Ducklin, ayrıca şirketin 26 Mart’ta CVE-2024-1580 hakkında yayınladığı temel bilgilerin bile tehdit aktörlerine ve araştırmacılara güncellemede tersine mühendislik yapmak ve çalışan bir istismar geliştirmek için yeterli bilgi sağladığını düşündüğünü öne sürüyor.
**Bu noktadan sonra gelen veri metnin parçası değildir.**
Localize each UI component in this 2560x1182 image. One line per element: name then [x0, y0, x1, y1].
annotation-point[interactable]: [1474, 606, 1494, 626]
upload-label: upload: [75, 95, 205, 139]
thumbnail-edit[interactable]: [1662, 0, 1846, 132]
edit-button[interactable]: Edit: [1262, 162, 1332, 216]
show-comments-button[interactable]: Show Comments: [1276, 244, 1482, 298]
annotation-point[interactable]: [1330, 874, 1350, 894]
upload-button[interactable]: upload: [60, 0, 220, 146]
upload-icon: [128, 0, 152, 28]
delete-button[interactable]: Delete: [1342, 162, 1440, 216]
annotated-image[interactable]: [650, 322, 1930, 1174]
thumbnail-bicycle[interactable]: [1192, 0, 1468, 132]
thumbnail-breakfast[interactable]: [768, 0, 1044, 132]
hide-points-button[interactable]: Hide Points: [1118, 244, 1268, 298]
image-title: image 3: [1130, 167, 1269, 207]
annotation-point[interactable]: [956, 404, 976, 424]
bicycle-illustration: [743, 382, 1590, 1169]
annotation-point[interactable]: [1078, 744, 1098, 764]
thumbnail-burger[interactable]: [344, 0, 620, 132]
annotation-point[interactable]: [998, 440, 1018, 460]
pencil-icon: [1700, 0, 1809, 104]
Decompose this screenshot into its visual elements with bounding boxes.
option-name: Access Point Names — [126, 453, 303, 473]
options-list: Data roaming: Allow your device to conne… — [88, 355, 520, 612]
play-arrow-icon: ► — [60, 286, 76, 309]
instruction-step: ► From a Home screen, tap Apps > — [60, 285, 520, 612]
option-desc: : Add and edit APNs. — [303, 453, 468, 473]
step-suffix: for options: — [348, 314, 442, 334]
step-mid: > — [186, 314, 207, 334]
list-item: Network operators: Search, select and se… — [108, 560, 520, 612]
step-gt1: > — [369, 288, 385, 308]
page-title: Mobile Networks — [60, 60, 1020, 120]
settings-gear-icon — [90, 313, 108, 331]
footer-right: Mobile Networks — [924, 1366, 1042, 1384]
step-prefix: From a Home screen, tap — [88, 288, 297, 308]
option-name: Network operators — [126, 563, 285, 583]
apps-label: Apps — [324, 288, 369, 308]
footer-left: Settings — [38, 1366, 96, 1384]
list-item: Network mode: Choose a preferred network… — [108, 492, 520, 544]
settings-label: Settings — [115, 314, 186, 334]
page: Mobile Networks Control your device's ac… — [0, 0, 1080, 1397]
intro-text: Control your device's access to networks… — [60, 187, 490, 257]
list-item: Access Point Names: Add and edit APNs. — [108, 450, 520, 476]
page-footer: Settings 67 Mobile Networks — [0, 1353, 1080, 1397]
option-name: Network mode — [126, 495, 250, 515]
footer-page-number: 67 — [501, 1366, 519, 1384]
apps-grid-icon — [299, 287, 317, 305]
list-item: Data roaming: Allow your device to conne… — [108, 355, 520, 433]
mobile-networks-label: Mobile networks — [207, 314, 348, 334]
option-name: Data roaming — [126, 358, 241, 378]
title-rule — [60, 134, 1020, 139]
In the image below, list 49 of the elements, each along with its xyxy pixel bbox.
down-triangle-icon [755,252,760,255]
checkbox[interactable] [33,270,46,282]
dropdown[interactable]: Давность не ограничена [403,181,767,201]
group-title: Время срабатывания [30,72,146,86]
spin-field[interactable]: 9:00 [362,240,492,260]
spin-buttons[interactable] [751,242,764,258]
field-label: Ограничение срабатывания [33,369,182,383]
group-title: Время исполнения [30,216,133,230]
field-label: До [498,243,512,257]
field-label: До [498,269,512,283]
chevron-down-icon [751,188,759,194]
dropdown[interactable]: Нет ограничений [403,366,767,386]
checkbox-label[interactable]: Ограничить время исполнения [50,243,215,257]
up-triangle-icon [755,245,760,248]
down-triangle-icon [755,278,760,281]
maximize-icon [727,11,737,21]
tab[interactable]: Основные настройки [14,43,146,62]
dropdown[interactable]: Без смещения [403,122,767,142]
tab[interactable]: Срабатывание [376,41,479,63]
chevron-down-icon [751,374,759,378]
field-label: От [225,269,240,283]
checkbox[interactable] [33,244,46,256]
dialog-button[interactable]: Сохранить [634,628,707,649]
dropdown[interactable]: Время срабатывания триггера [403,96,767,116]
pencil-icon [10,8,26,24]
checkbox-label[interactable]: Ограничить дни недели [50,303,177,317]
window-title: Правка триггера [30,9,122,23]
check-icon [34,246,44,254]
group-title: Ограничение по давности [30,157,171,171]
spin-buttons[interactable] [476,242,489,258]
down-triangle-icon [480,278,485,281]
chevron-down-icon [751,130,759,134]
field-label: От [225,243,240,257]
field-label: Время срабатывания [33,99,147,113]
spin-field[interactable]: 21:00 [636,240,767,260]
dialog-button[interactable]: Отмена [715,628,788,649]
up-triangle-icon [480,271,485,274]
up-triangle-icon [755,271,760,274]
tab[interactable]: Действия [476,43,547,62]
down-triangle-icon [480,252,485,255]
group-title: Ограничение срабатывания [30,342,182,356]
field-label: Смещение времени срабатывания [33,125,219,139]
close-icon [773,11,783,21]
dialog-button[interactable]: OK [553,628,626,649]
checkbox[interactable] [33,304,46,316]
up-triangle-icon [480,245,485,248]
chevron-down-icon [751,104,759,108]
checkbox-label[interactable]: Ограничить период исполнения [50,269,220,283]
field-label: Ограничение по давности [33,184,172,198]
Etkilenen cihazları kullanan kullanıcılara ve kuruluşlara iOS, iPadOS, macOS ve diğer etkilenen yazılımların en yeni sürümlerine hemen güncelleme yapmalarını tavsiye etti.
Google, hatayı yüksek saldırı karmaşıklığına sahip orta önemde bir sorun olarak değerlendirdi ve bir saldırganın hatadan yararlanmak için yalnızca düşük düzeyde ayrıcalıklara ihtiyaç duyacağını, ancak başarılı olmak için yerel ağa erişmesi veya fiziksel olarak savunmasız bir sistemin yakınında olması gerektiğini belirtti.
Üç Apple Sıfır Gün Hatası… Şimdiye Kadar
2024’te şu ana kadar Google’ın Project Zero e-tablosuna dahil ettiği dört sıfır gün hatasından üçü Apple ile ilgili. Üç hata şunları içerir: CVE-2024-23222Safari için WebKit tarayıcı motorunda bir uzaktan kod yürütme hatası ve CVE-2024-23225 ve CVE-2024-23296Saldırganların, Apple’ın düzeltmesini yapmadan önce iPhone kullanıcılarına yönelik saldırılarda aktif olarak yararlandığı iOS’taki iki çekirdek güvenlik açığı.
Google, kusurun kullanılabilirliği veya Project Zero araştırmacılarının açıktaki kusuru hedef alan herhangi bir istismar faaliyeti gözlemleyip gözlemlemediğine ilişkin daha fazla bilgi isteyen Dark Reading talebine hemen yanıt vermedi.
Google’ın 2024 için Project Zero e-tablosunda yer alan dördüncü sıfır gün: CVE-2024-0519Apple’ın WebKit Safari’nin sıfır gününü açıklamasından günler önce şirketin Chrome’da aktif olarak saldırıya uğrayan bir bellek bozulması hatası.